Monday, February 02, 2009
beautiful disaster
Mom's sewing projects were disasters
of monumental proportions, but her wrecks
were always confined to the sewing machine cover,
strings of all hues, lengths and thicknesses
peeking out from among countless castoff swatches
of every imaginable color, shape and size.
The outcome of every venture was a masterpiece--
from Raggedy Anne to wedding dresses
that outlasted their respective marriages.
She had a gift, and she gave it to me.
I pull it out seldom, and with much effort
in the way of enthusiasm. I never nurtured the skill,
and I lack the talent of my forebears.
Just enough of my mother's grace exists
in my fingers to bless my own girl with a moment
like the moments of my childhood, to recreate
the beautiful disaster in some small way,
make the little girl I was a part of her.

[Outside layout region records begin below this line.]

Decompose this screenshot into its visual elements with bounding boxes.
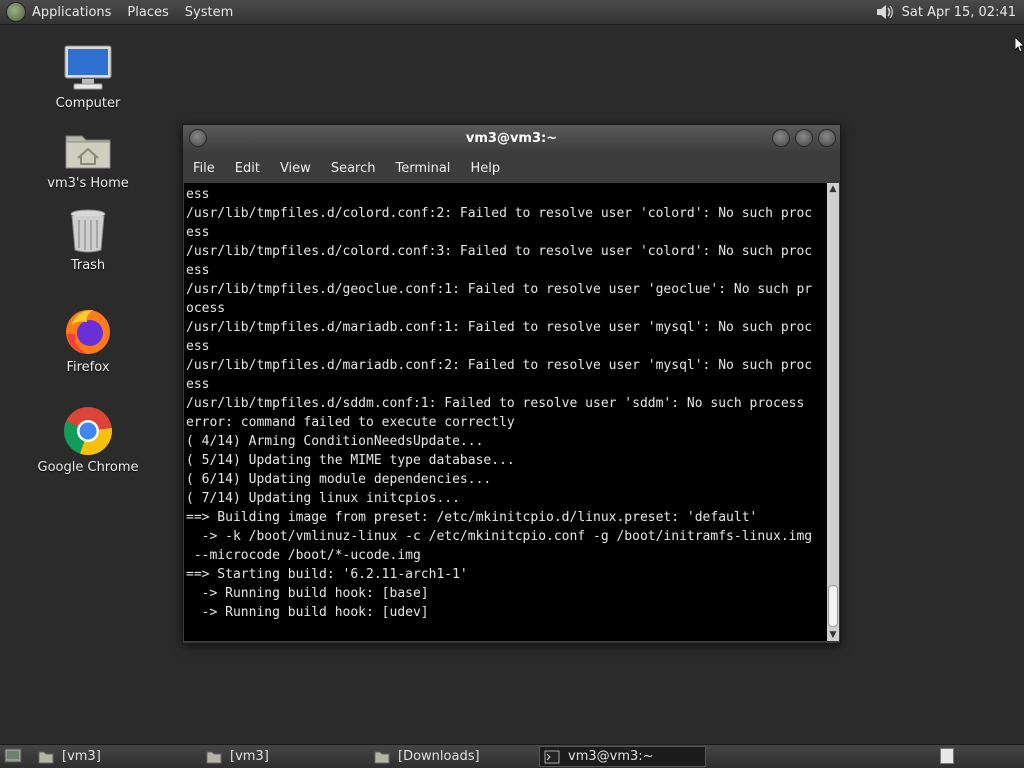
- terminal-line: /usr/lib/tmpfiles.d/colord.conf:2: Faile…: [186, 206, 813, 221]
- desktop-icon-trash[interactable]: Trash: [28, 208, 148, 273]
- terminal-line: ( 7/14) Updating linux initcpios...: [186, 491, 460, 506]
- terminal-line: error: command failed to execute correct…: [186, 415, 515, 430]
- terminal-line: -> Running build hook: [udev]: [186, 605, 429, 620]
- desktop-icon-firefox[interactable]: Firefox: [28, 306, 148, 375]
- terminal-line: ess: [186, 377, 210, 392]
- places-menu[interactable]: Places: [119, 0, 176, 25]
- taskbar-item-vm3-2[interactable]: [vm3]: [206, 746, 366, 767]
- terminal-line: ( 5/14) Updating the MIME type database.…: [186, 453, 515, 468]
- desktop-icon-label: Computer: [55, 96, 121, 111]
- menu-help[interactable]: Help: [460, 161, 510, 176]
- terminal-icon: [544, 750, 560, 763]
- vertical-scrollbar[interactable]: ▲ ▼: [827, 183, 839, 641]
- window-menu-icon[interactable]: [189, 129, 207, 147]
- terminal-line: ess: [186, 339, 210, 354]
- show-desktop-icon[interactable]: [4, 748, 22, 764]
- terminal-line: /usr/lib/tmpfiles.d/colord.conf:3: Faile…: [186, 244, 813, 259]
- terminal-line: ocess: [186, 301, 226, 316]
- clock[interactable]: Sat Apr 15, 02:41: [902, 5, 1024, 20]
- trash-icon: [70, 209, 106, 253]
- minimize-icon[interactable]: [772, 129, 790, 147]
- taskbar-item-vm3-1[interactable]: [vm3]: [38, 746, 198, 767]
- terminal-line: -> -k /boot/vmlinuz-linux -c /etc/mkinit…: [186, 529, 813, 544]
- top-panel: Applications Places System Sat Apr 15, 0…: [0, 0, 1024, 25]
- system-menu[interactable]: System: [177, 0, 241, 25]
- menu-terminal[interactable]: Terminal: [385, 161, 460, 176]
- taskbar-item-label: vm3@vm3:~: [568, 749, 654, 764]
- maximize-icon[interactable]: [795, 129, 813, 147]
- desktop-icon-label: Google Chrome: [37, 460, 139, 475]
- menu-search[interactable]: Search: [321, 161, 386, 176]
- desktop-icon-computer[interactable]: Computer: [28, 44, 148, 111]
- taskbar-item-terminal[interactable]: vm3@vm3:~: [539, 746, 706, 767]
- folder-icon: [38, 751, 54, 763]
- home-folder-icon: [65, 135, 111, 169]
- terminal-line: ( 4/14) Arming ConditionNeedsUpdate...: [186, 434, 484, 449]
- folder-icon: [206, 751, 222, 763]
- terminal-line: ess: [186, 187, 210, 202]
- close-icon[interactable]: [818, 129, 836, 147]
- taskbar-item-downloads[interactable]: [Downloads]: [374, 746, 534, 767]
- computer-icon: [64, 45, 112, 90]
- terminal-line: --microcode /boot/*-ucode.img: [186, 548, 421, 563]
- terminal-line: ==> Building image from preset: /etc/mki…: [186, 510, 758, 525]
- bottom-panel: [vm3] [vm3] [Downloads] vm3@vm3:~: [0, 744, 1024, 768]
- scroll-up-arrow-icon[interactable]: ▲: [827, 183, 839, 195]
- taskbar-item-label: [vm3]: [62, 749, 101, 764]
- terminal-line: /usr/lib/tmpfiles.d/geoclue.conf:1: Fail…: [186, 282, 813, 297]
- menu-view[interactable]: View: [270, 161, 321, 176]
- terminal-line: ess: [186, 225, 210, 240]
- terminal-line: /usr/lib/tmpfiles.d/mariadb.conf:1: Fail…: [186, 320, 813, 335]
- desktop-icon-home[interactable]: vm3's Home: [28, 128, 148, 191]
- chrome-icon: [64, 407, 112, 455]
- speaker-icon[interactable]: [874, 2, 894, 22]
- desktop-icon-label: Trash: [70, 258, 106, 273]
- scroll-down-arrow-icon[interactable]: ▼: [827, 629, 839, 641]
- terminal-menu-bar: File Edit View Search Terminal Help: [183, 153, 840, 183]
- desktop-icon-label: Firefox: [66, 360, 110, 375]
- applications-menu[interactable]: Applications: [28, 0, 119, 25]
- terminal-line: -> Running build hook: [base]: [186, 586, 429, 601]
- firefox-icon: [66, 310, 110, 354]
- menu-edit[interactable]: Edit: [225, 161, 270, 176]
- menu-file[interactable]: File: [183, 161, 225, 176]
- terminal-output[interactable]: ess/usr/lib/tmpfiles.d/colord.conf:2: Fa…: [184, 183, 827, 641]
- gnome-foot-icon[interactable]: [6, 2, 26, 22]
- terminal-line: /usr/lib/tmpfiles.d/sddm.conf:1: Failed …: [186, 396, 805, 411]
- taskbar-item-label: [Downloads]: [398, 749, 480, 764]
- terminal-line: ess: [186, 263, 210, 278]
- workspace-switcher-icon[interactable]: [940, 748, 954, 764]
- folder-icon: [374, 751, 390, 763]
- desktop-icon-chrome[interactable]: Google Chrome: [28, 406, 148, 475]
- taskbar-item-label: [vm3]: [230, 749, 269, 764]
- terminal-window[interactable]: vm3@vm3:~ File Edit View Search Terminal…: [182, 124, 841, 644]
- mouse-cursor-icon: [1015, 37, 1024, 53]
- desktop-icon-label: vm3's Home: [47, 176, 129, 191]
- terminal-line: ==> Starting build: '6.2.11-arch1-1': [186, 567, 468, 582]
- scroll-thumb[interactable]: [828, 585, 838, 627]
- title-bar[interactable]: vm3@vm3:~: [183, 125, 840, 153]
- window-title: vm3@vm3:~: [465, 131, 558, 146]
- terminal-text: ess/usr/lib/tmpfiles.d/colord.conf:2: Fa…: [184, 183, 827, 622]
- terminal-line: ( 6/14) Updating module dependencies...: [186, 472, 492, 487]
- terminal-line: /usr/lib/tmpfiles.d/mariadb.conf:2: Fail…: [186, 358, 813, 373]
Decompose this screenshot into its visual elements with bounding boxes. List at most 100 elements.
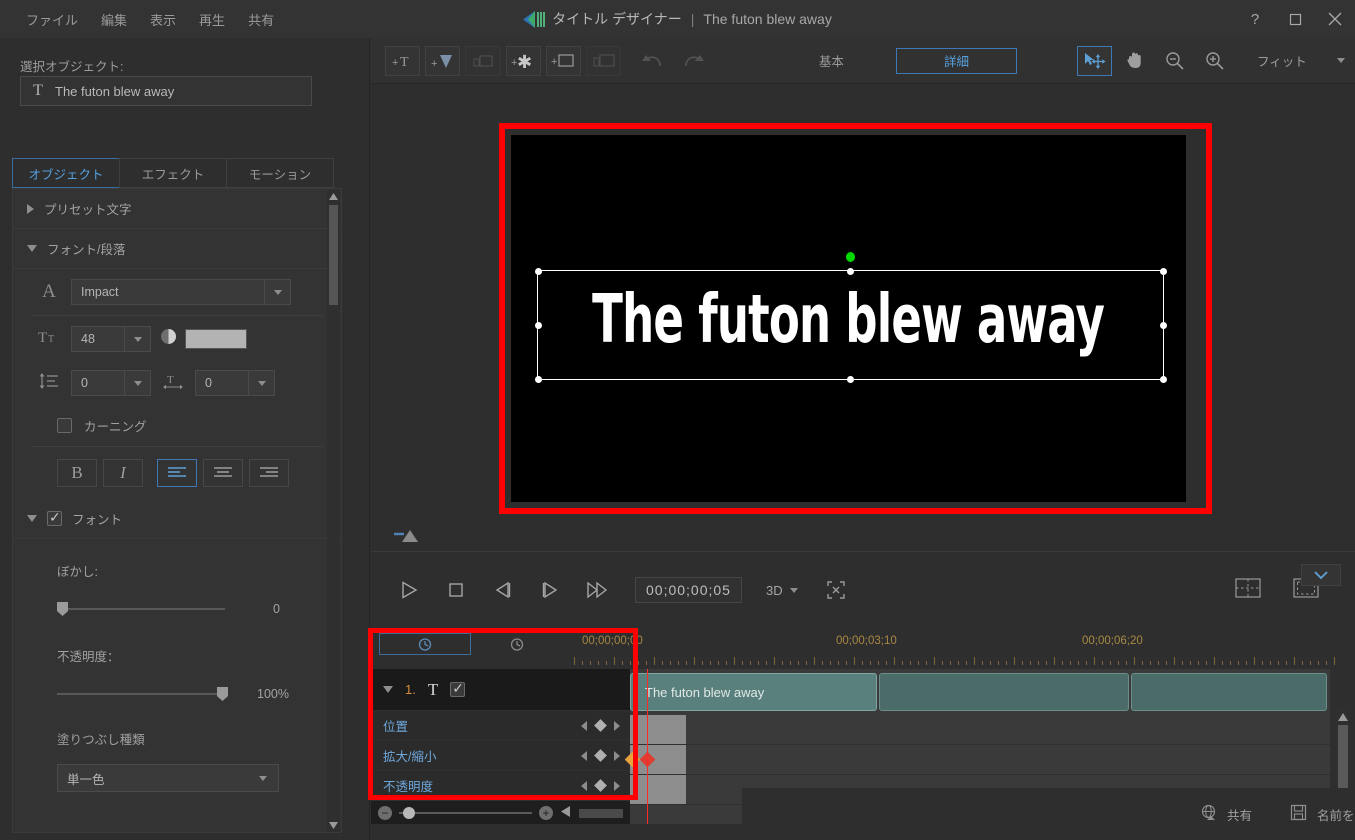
menu-item-view[interactable]: 表示 [140,5,186,34]
handle-bottom-left[interactable] [534,375,542,383]
keyframe-view-icon[interactable] [379,633,471,655]
bold-button[interactable]: B [57,459,97,487]
italic-button[interactable]: I [103,459,143,487]
keyframe-diamond-icon[interactable] [594,779,607,792]
mode-detail-button[interactable]: 詳細 [895,47,1018,74]
kerning-checkbox[interactable] [57,417,72,433]
chevron-down-icon[interactable] [383,686,393,693]
font-size-input[interactable]: 48 [71,326,151,352]
char-spacing-input[interactable]: 0 [195,370,275,396]
chevron-down-icon[interactable] [124,327,150,351]
timeline-clip-segment[interactable] [1131,673,1327,711]
track-visibility-checkbox[interactable] [450,680,466,697]
track-row-position[interactable] [630,715,1330,745]
align-left-icon[interactable] [157,459,197,487]
add-shape-button[interactable]: + [425,45,461,76]
handle-bottom-center[interactable] [847,375,854,383]
handle-middle-right[interactable] [1159,321,1167,329]
align-center-icon[interactable] [203,459,243,487]
track-header-row[interactable]: 1. T [371,669,630,711]
align-right-icon[interactable] [249,459,289,487]
font-color-swatch[interactable] [185,329,247,349]
chevron-down-icon[interactable] [248,775,278,781]
zoom-out-icon[interactable] [1158,46,1193,76]
menu-item-file[interactable]: ファイル [16,5,88,34]
help-icon[interactable]: ? [1235,0,1275,38]
fill-type-select[interactable]: 単一色 [57,764,279,792]
opacity-slider[interactable] [57,687,228,701]
timeline-zoom-out-icon[interactable]: − [378,806,392,820]
timeline-scrollbar-thumb[interactable] [1338,725,1348,791]
menu-item-edit[interactable]: 編集 [91,5,137,34]
next-keyframe-icon[interactable] [614,750,620,761]
text-selection-box[interactable] [534,252,1167,383]
blur-slider[interactable] [57,602,225,616]
prev-keyframe-icon[interactable] [581,720,587,731]
previous-frame-icon[interactable] [487,574,519,606]
section-preset-text[interactable]: プリセット文字 [13,189,341,229]
section-font-paragraph[interactable]: フォント/段落 [13,229,341,269]
tab-effect[interactable]: エフェクト [119,158,227,188]
font-family-select[interactable]: Impact [71,279,291,305]
timeline-zoom-slider[interactable] [399,807,532,819]
scroll-up-icon[interactable] [1338,708,1348,726]
selected-object-field[interactable]: T The futon blew away [20,76,312,106]
scroll-down-icon[interactable] [327,818,340,832]
add-particle-button[interactable]: + ✱ [505,45,541,76]
zoom-in-icon[interactable] [1198,46,1233,76]
timeline-clip[interactable]: The futon blew away [630,673,877,711]
timeline-clip-segment[interactable] [879,673,1129,711]
save-as-button[interactable]: 名前を付けて保存 [1271,799,1355,829]
chevron-down-icon[interactable] [124,371,150,395]
play-icon[interactable] [393,574,425,606]
property-row-opacity[interactable]: 不透明度 [371,771,630,801]
panel-scrollbar[interactable] [327,189,340,832]
handle-middle-left[interactable] [534,321,542,329]
stop-icon[interactable] [440,574,472,606]
move-tool-icon[interactable] [1077,45,1113,76]
property-row-scale[interactable]: 拡大/縮小 [371,741,630,771]
timeline-ruler[interactable]: 00;00;00;00 00;00;03;10 00;00;06;20 [574,631,1335,669]
timeline-nav-left-icon[interactable] [560,804,572,822]
handle-bottom-right[interactable] [1159,375,1167,383]
prev-keyframe-icon[interactable] [581,780,587,791]
panel-scrollbar-thumb[interactable] [329,205,338,305]
opacity-slider-knob[interactable] [217,687,228,701]
motion-view-icon[interactable] [471,633,563,655]
share-button[interactable]: 共有 [1181,799,1271,829]
timeline-playhead[interactable] [647,669,648,824]
tab-object[interactable]: オブジェクト [12,158,120,188]
handle-top-left[interactable] [534,267,542,275]
section-font-fill[interactable]: フォント [13,499,341,539]
next-frame-icon[interactable] [534,574,566,606]
keyframe-diamond-icon[interactable] [594,719,607,732]
tab-motion[interactable]: モーション [226,158,334,188]
timecode-field[interactable]: 00;00;00;05 [635,577,742,603]
handle-top-right[interactable] [1159,267,1167,275]
keyframe-diamond-icon[interactable] [594,749,607,762]
mode-basic-button[interactable]: 基本 [771,48,892,74]
scroll-up-icon[interactable] [327,189,340,203]
fast-forward-icon[interactable] [581,574,613,606]
chevron-down-icon[interactable] [264,280,290,304]
maximize-icon[interactable] [1275,0,1315,38]
zoom-level-select[interactable]: フィット [1247,47,1355,75]
collapse-panel-button[interactable] [1301,564,1341,586]
chevron-down-icon[interactable] [248,371,274,395]
text-opacity-icon[interactable] [151,328,185,350]
close-icon[interactable] [1315,0,1355,38]
handle-top-center[interactable] [847,267,854,275]
add-text-button[interactable]: + T [385,45,421,76]
next-keyframe-icon[interactable] [614,780,620,791]
hand-tool-icon[interactable] [1117,46,1152,76]
kerning-row[interactable]: カーニング [13,404,341,446]
font-fill-checkbox[interactable] [47,509,62,526]
next-keyframe-icon[interactable] [614,720,620,731]
fullscreen-icon[interactable] [820,574,852,606]
menu-item-play[interactable]: 再生 [189,5,235,34]
line-spacing-input[interactable]: 0 [71,370,151,396]
menu-item-share[interactable]: 共有 [238,5,284,34]
rotation-handle[interactable] [846,252,855,262]
safe-area-icon[interactable] [1235,578,1261,603]
blur-slider-knob[interactable] [57,602,68,616]
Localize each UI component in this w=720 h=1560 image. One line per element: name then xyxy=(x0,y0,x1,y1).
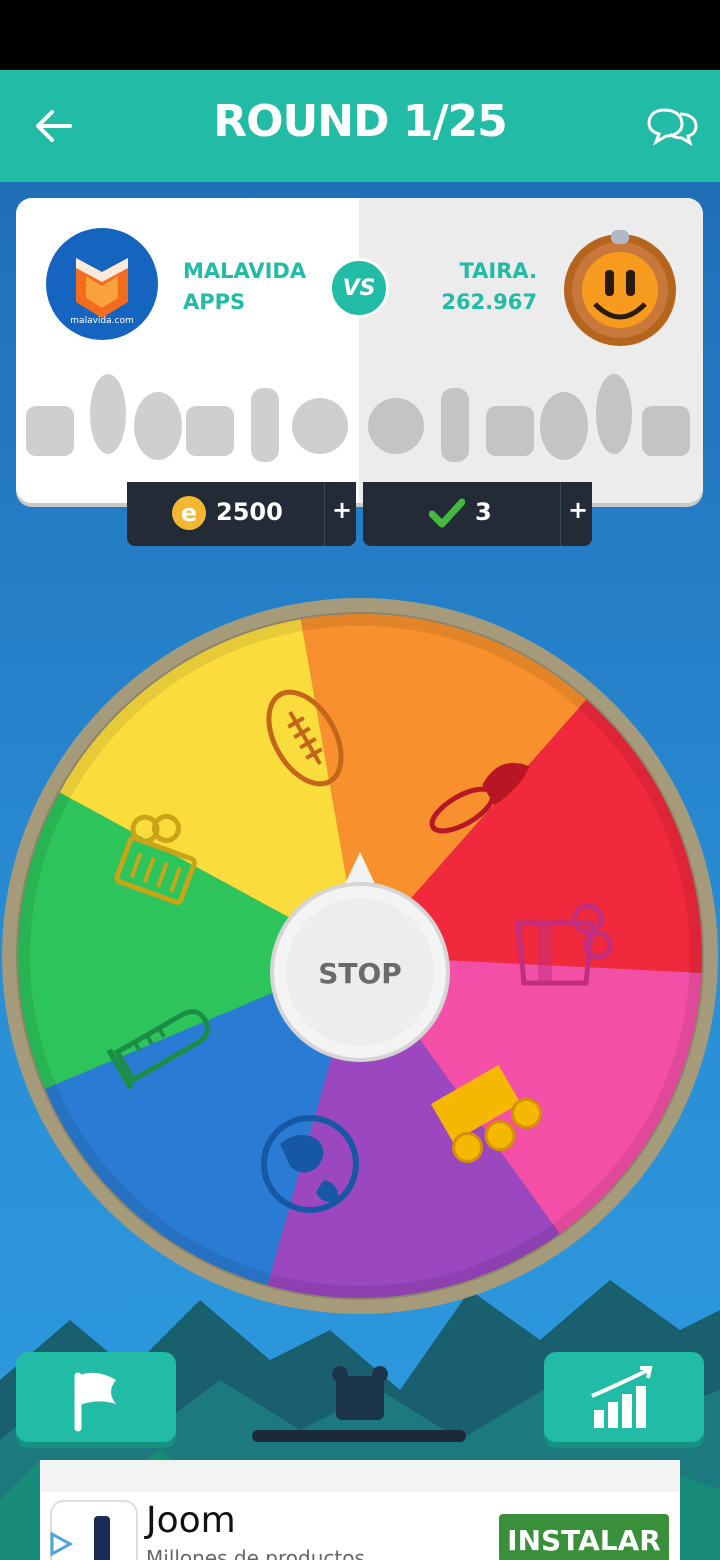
vs-badge: VS xyxy=(329,258,389,318)
ad-title: Joom xyxy=(146,1500,236,1541)
correct-divider xyxy=(560,482,561,546)
correct-add-button[interactable]: + xyxy=(568,496,588,524)
coins-counter: e 2500 + xyxy=(127,482,356,546)
players-card: malavida.com MALAVIDA APPS VS TAIRA. 262… xyxy=(16,198,703,503)
ad-banner[interactable]: Joom Millones de productos INSTALAR xyxy=(40,1460,680,1560)
round-title: ROUND 1/25 xyxy=(213,96,508,147)
spin-wheel[interactable]: STOP xyxy=(0,596,720,1316)
chat-bubbles-icon[interactable] xyxy=(646,104,698,148)
status-bar xyxy=(0,0,720,70)
ad-subtitle: Millones de productos xyxy=(146,1546,365,1560)
correct-answers-counter: 3 + xyxy=(363,482,592,546)
top-bar: ROUND 1/25 xyxy=(0,70,720,182)
player-right-name-line2: 262.967 xyxy=(441,290,537,314)
correct-value: 3 xyxy=(475,498,492,526)
ad-install-button[interactable]: INSTALAR xyxy=(499,1514,669,1560)
mascot-silhouette-icon xyxy=(332,1366,388,1420)
stats-button[interactable] xyxy=(544,1352,704,1442)
coin-icon: e xyxy=(172,496,206,530)
flag-icon xyxy=(74,1372,116,1432)
bar-chart-icon xyxy=(591,1366,653,1428)
coins-divider xyxy=(324,482,325,546)
player-left-name: MALAVIDA APPS xyxy=(183,256,306,318)
player-right-avatar[interactable] xyxy=(559,226,681,348)
coins-add-button[interactable]: + xyxy=(332,496,352,524)
progress-bar xyxy=(252,1430,466,1442)
stop-button[interactable]: STOP xyxy=(318,957,402,990)
ad-product-strip xyxy=(40,1460,680,1492)
coins-value: 2500 xyxy=(216,498,283,526)
avatar-brand-text: malavida.com xyxy=(70,316,134,326)
player-right-name-line1: TAIRA. xyxy=(459,259,537,283)
checkmark-icon xyxy=(429,498,465,528)
player-right-name: TAIRA. 262.967 xyxy=(441,256,537,318)
player-left-avatar[interactable]: malavida.com xyxy=(46,228,158,340)
adchoices-icon[interactable] xyxy=(46,1530,74,1558)
character-silhouettes xyxy=(26,374,690,462)
player-left-name-line2: APPS xyxy=(183,290,246,314)
report-flag-button[interactable] xyxy=(16,1352,176,1442)
player-left-name-line1: MALAVIDA xyxy=(183,259,307,283)
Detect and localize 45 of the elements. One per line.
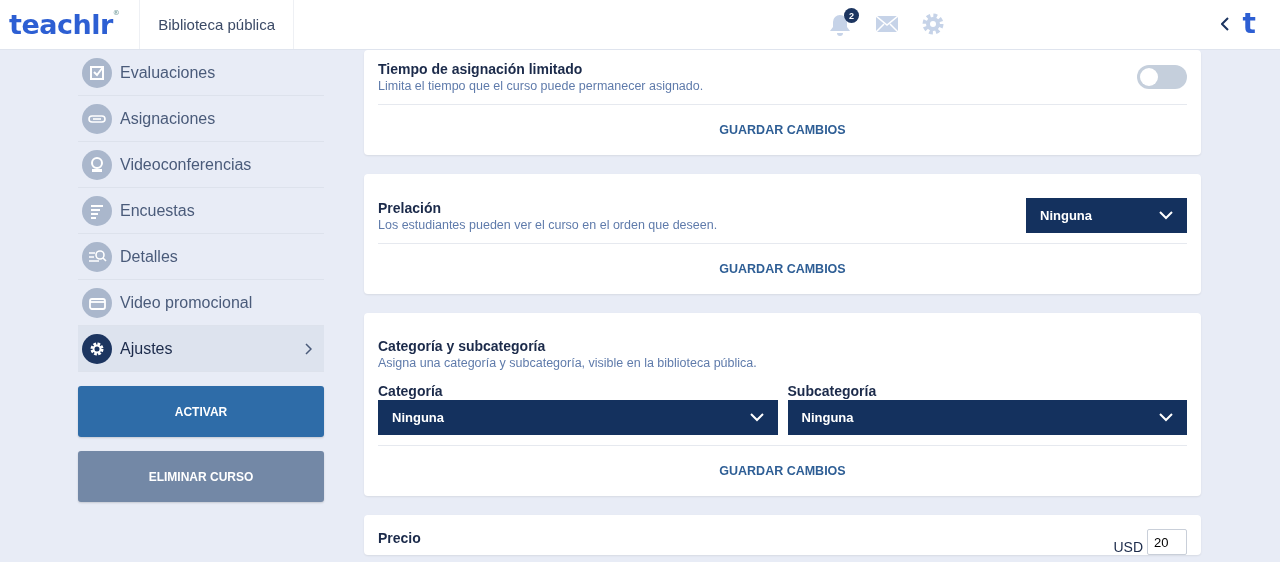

Thursday, January 29, 2009
dunes
I trace the curve of my belly
too many times a day to count
with my eyes. I watch my skin
rise and fall in different places
than it used to, and I wonder
when these dunes will cease
to shift. My thoughts are prone
to solidify more swiftly
than the contours of my breasts--
from moment to moment,
I think, “this shape is It--
this is Me,” and the synapses fire
M-E.
Then the wind picks up,
and the dunes shift again.
Wednesday, January 28, 2009
the branch
Wind whips the young, ice-glazed
branches of our slender sycamore sapling
out back, and I think hard at the tree,
“Hold on!” I suppose that one branch
is not so necessary in the larger scheme.
But that’s the branch upon which
my grandson will place his foot someday
to scale the limbs outside my window.
That branch will let my granddaughter
climb the tree a year or two sooner,
because the rule has always been
if you can reach it, you can climb it.
Tuesday, January 27, 2009
Nudity in art
Monday, January 26, 2009
Newest painting
This one emerges out of some recent events--a little too personal to explain, but I think it's a cool painting anyway. I don't think it's quite finished. But it has a very fairy-ish, will-o'-the-wisp feeling to it.
Tuesday, January 20, 2009
computer woes
I fully realized how dependent I was on my computer, and when I realized the hard drive hadn't fixed the problem, I was *extremely* discouraged. It's strange that the internet has become such a presence that it almost feels like something I *need* is missing. I know it's not a necessity, and I'm fully capable of going without, but the psychological strain its absence causes gives me pause--perhaps I should unplug more often.
Thursday, January 15, 2009
stories
Beloved
He thrives on stories,
epigram or epic--
hears them with relish,
tells them with an eye
toward making you believe
he was there,
saw it with his own eyes,
whether he actually did or not.
Who can tell? His joy is complete
in the sharing of experience
(his or someone else’s),
though he’d have you believe otherwise.